At first, I was discouraged. Immediately, the House of Representatives blindly passed the healthcare bill and it seemed no matter what the Senate would do, insurance companies would have the right to raise premiums and cut the elderly or infirm. Maybe I don't believe in the devil, but I believe insurance companies are his spawn.
But little by little — and much more quickly over the last two weeks — Trump began to falter. The backlash against his firing of James B. Comey, his revealing interview with Lester Holt, his spilling of classified information to the Russians, the Comey memo, Kevin McCarthy's taped voice joking that Trump was paid by Putin and the appointment of a special counsel, to say nothing of his constant, contradictory tweets — maybe the binding spell is doing its job. I'm sure Republicans wish they could do a binding spell for his phone and his fingers alone.
The next waning crescent moon will be May 23. I plan to complete the ritual again, but that's not all. I'll keep signing petitions, calling my representatives, sending donations to the American Civil Liberties Union and marching to City Hall. A binding spell is fine, but it's not enough.

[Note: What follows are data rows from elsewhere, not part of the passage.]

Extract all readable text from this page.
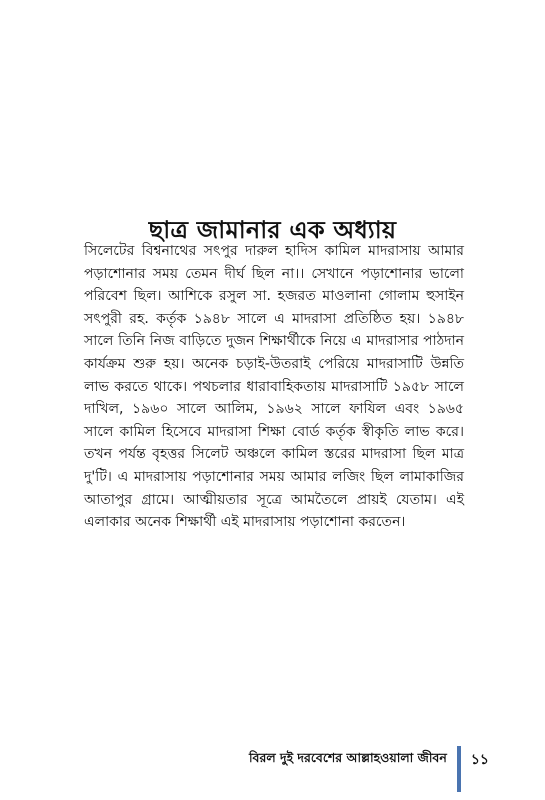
ছাত্র জামানার এক অধ্যায়

সিলেটের বিশ্বনাথের সৎপুর দারুল হাদিস কামিল মাদরাসায় আমার পড়াশোনার সময় তেমন দীর্ঘ ছিল না।। সেখানে পড়াশোনার ভালো পরিবেশ ছিল। আশিকে রসুল সা. হজরত মাওলানা গোলাম হুসাইন সৎপুরী রহ. কর্তৃক ১৯৪৮ সালে এ মাদরাসা প্রতিষ্ঠিত হয়। ১৯৪৮ সালে তিনি নিজ বাড়িতে দুজন শিক্ষার্থীকে নিয়ে এ মাদরাসার পাঠদান কার্যক্রম শুরু হয়। অনেক চড়াই-উতরাই পেরিয়ে মাদরাসাটি উন্নতি লাভ করতে থাকে। পথচলার ধারাবাহিকতায় মাদরাসাটি ১৯৫৮ সালে দাখিল, ১৯৬০ সালে আলিম, ১৯৬২ সালে ফাযিল এবং ১৯৬৫ সালে কামিল হিসেবে মাদরাসা শিক্ষা বোর্ড কর্তৃক স্বীকৃতি লাভ করে। তখন পর্যন্ত বৃহত্তর সিলেট অঞ্চলে কামিল স্তরের মাদরাসা ছিল মাত্র দু'টি। এ মাদরাসায় পড়াশোনার সময় আমার লজিং ছিল লামাকাজির আতাপুর গ্রামে। আত্মীয়তার সূত্রে আমতৈলে প্রায়ই যেতাম। এই এলাকার অনেক শিক্ষার্থী এই মাদরাসায় পড়াশোনা করতেন।

বিরল দুই দরবেশের আল্লাহওয়ালা জীবন	১১
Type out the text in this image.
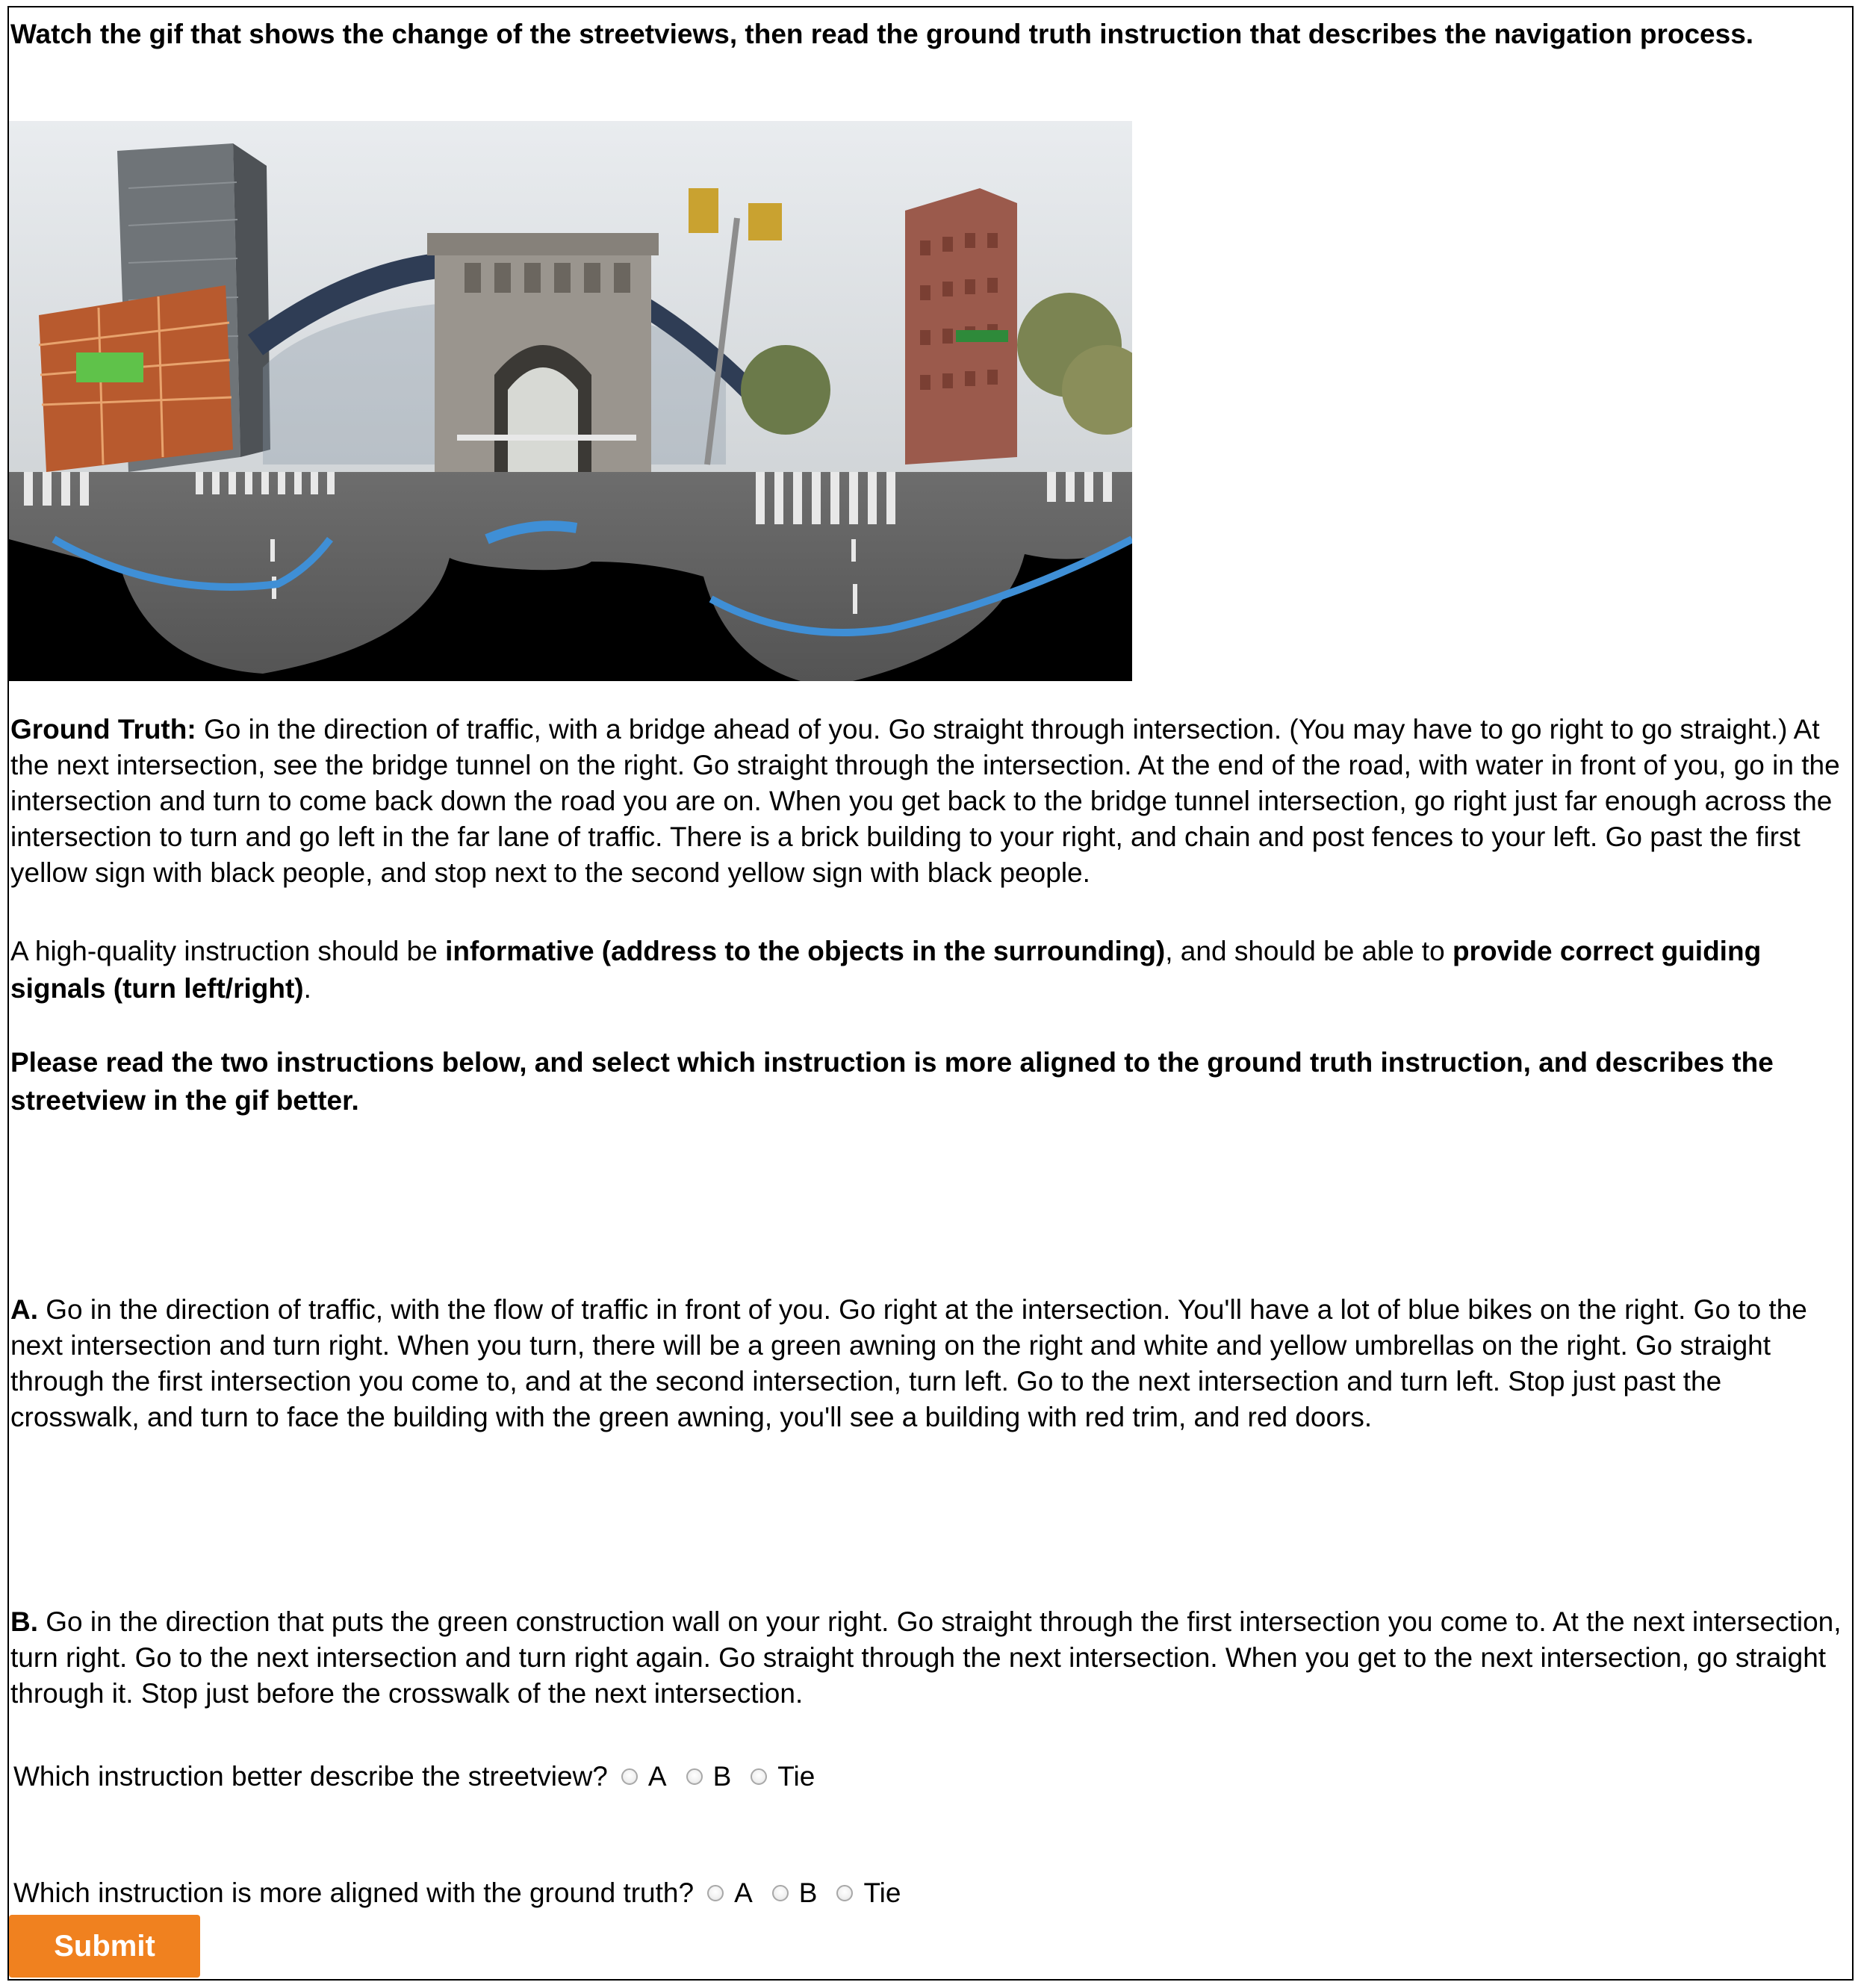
Watch the gif that shows the change of the streetviews, then read the ground truth instruction that describes the navigation process.

Ground Truth: Go in the direction of traffic, with a bridge ahead of you. Go straight through intersection. (You may have to go right to go straight.) At the next intersection, see the bridge tunnel on the right. Go straight through the intersection. At the end of the road, with water in front of you, go in the intersection and turn to come back down the road you are on. When you get back to the bridge tunnel intersection, go right just far enough across the intersection to turn and go left in the far lane of traffic. There is a brick building to your right, and chain and post fences to your left. Go past the first yellow sign with black people, and stop next to the second yellow sign with black people.

A high-quality instruction should be informative (address to the objects in the surrounding), and should be able to provide correct guiding signals (turn left/right).

Please read the two instructions below, and select which instruction is more aligned to the ground truth instruction, and describes the streetview in the gif better.

A. Go in the direction of traffic, with the flow of traffic in front of you. Go right at the intersection. You'll have a lot of blue bikes on the right. Go to the next intersection and turn right. When you turn, there will be a green awning on the right and white and yellow umbrellas on the right. Go straight through the first intersection you come to, and at the second intersection, turn left. Go to the next intersection and turn left. Stop just past the crosswalk, and turn to face the building with the green awning, you'll see a building with red trim, and red doors.

B. Go in the direction that puts the green construction wall on your right. Go straight through the first intersection you come to. At the next intersection, turn right. Go to the next intersection and turn right again. Go straight through the next intersection. When you get to the next intersection, go straight through it. Stop just before the crosswalk of the next intersection.

Which instruction better describe the streetview? A B Tie
Which instruction is more aligned with the ground truth? A B Tie
Submit
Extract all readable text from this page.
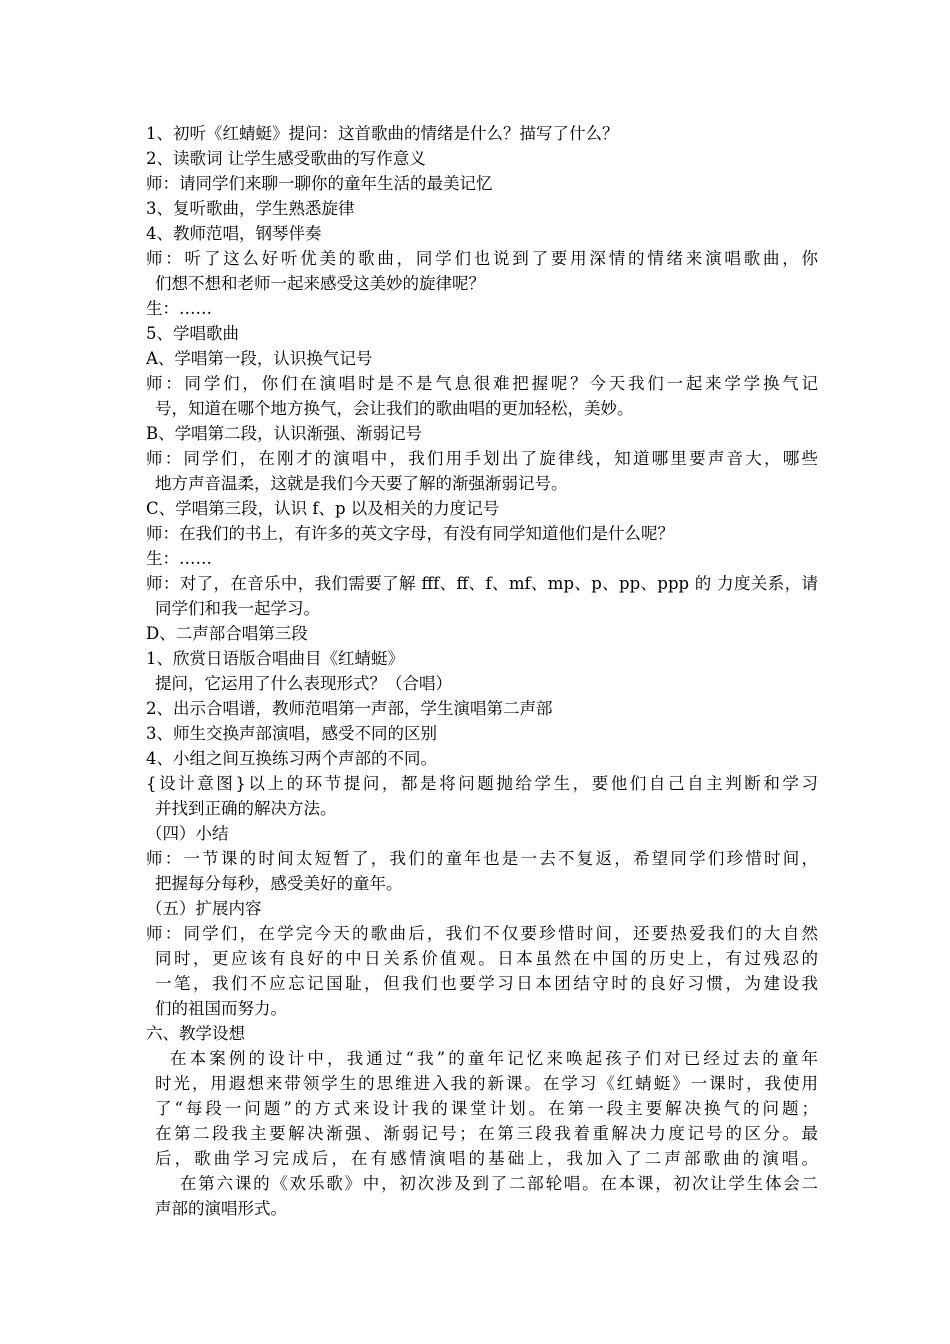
1、初听《红蜻蜓》提问：这首歌曲的情绪是什么？描写了什么？
2、读歌词 让学生感受歌曲的写作意义
师：请同学们来聊一聊你的童年生活的最美记忆
3、复听歌曲，学生熟悉旋律
4、教师范唱，钢琴伴奏
师：听了这么好听优美的歌曲，同学们也说到了要用深情的情绪来演唱歌曲，你
们想不想和老师一起来感受这美妙的旋律呢？
生：……
5、学唱歌曲
A、学唱第一段，认识换气记号
师：同学们，你们在演唱时是不是气息很难把握呢？今天我们一起来学学换气记
号，知道在哪个地方换气，会让我们的歌曲唱的更加轻松，美妙。
B、学唱第二段，认识渐强、渐弱记号
师：同学们，在刚才的演唱中，我们用手划出了旋律线，知道哪里要声音大，哪些
地方声音温柔，这就是我们今天要了解的渐强渐弱记号。
C、学唱第三段，认识 f、p 以及相关的力度记号
师：在我们的书上，有许多的英文字母，有没有同学知道他们是什么呢？
生：……
师：对了，在音乐中，我们需要了解 fff、ff、f、mf、mp、p、pp、ppp 的 力度关系，请
同学们和我一起学习。
D、二声部合唱第三段
1、欣赏日语版合唱曲目《红蜻蜓》
提问，它运用了什么表现形式？（合唱）
2、出示合唱谱，教师范唱第一声部，学生演唱第二声部
3、师生交换声部演唱，感受不同的区别
4、小组之间互换练习两个声部的不同。
{设计意图}以上的环节提问，都是将问题抛给学生，要他们自己自主判断和学习
并找到正确的解决方法。
（四）小结
师：一节课的时间太短暂了，我们的童年也是一去不复返，希望同学们珍惜时间，
把握每分每秒，感受美好的童年。
（五）扩展内容
师：同学们，在学完今天的歌曲后，我们不仅要珍惜时间，还要热爱我们的大自然
同时，更应该有良好的中日关系价值观。日本虽然在中国的历史上，有过残忍的
一笔，我们不应忘记国耻，但我们也要学习日本团结守时的良好习惯，为建设我
们的祖国而努力。
六、教学设想
在本案例的设计中，我通过“我”的童年记忆来唤起孩子们对已经过去的童年
时光，用遐想来带领学生的思维进入我的新课。在学习《红蜻蜓》一课时，我使用
了“每段一问题”的方式来设计我的课堂计划。在第一段主要解决换气的问题；
在第二段我主要解决渐强、渐弱记号；在第三段我着重解决力度记号的区分。最
后，歌曲学习完成后，在有感情演唱的基础上，我加入了二声部歌曲的演唱。
在第六课的《欢乐歌》中，初次涉及到了二部轮唱。在本课，初次让学生体会二
声部的演唱形式。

I believe in resistance and in the power of collective action. Working together by the millions — sending out shared, fervent hopes and dreams and wishes, praying, voting, even casting a binding spell — we cannot be ignored. Doing these things, keeping the faith, gives me hope.
Novelist and essayist Diana Wagman's latest book is "Extraordinary October." She teaches creative writing at Writing Workshops L.A.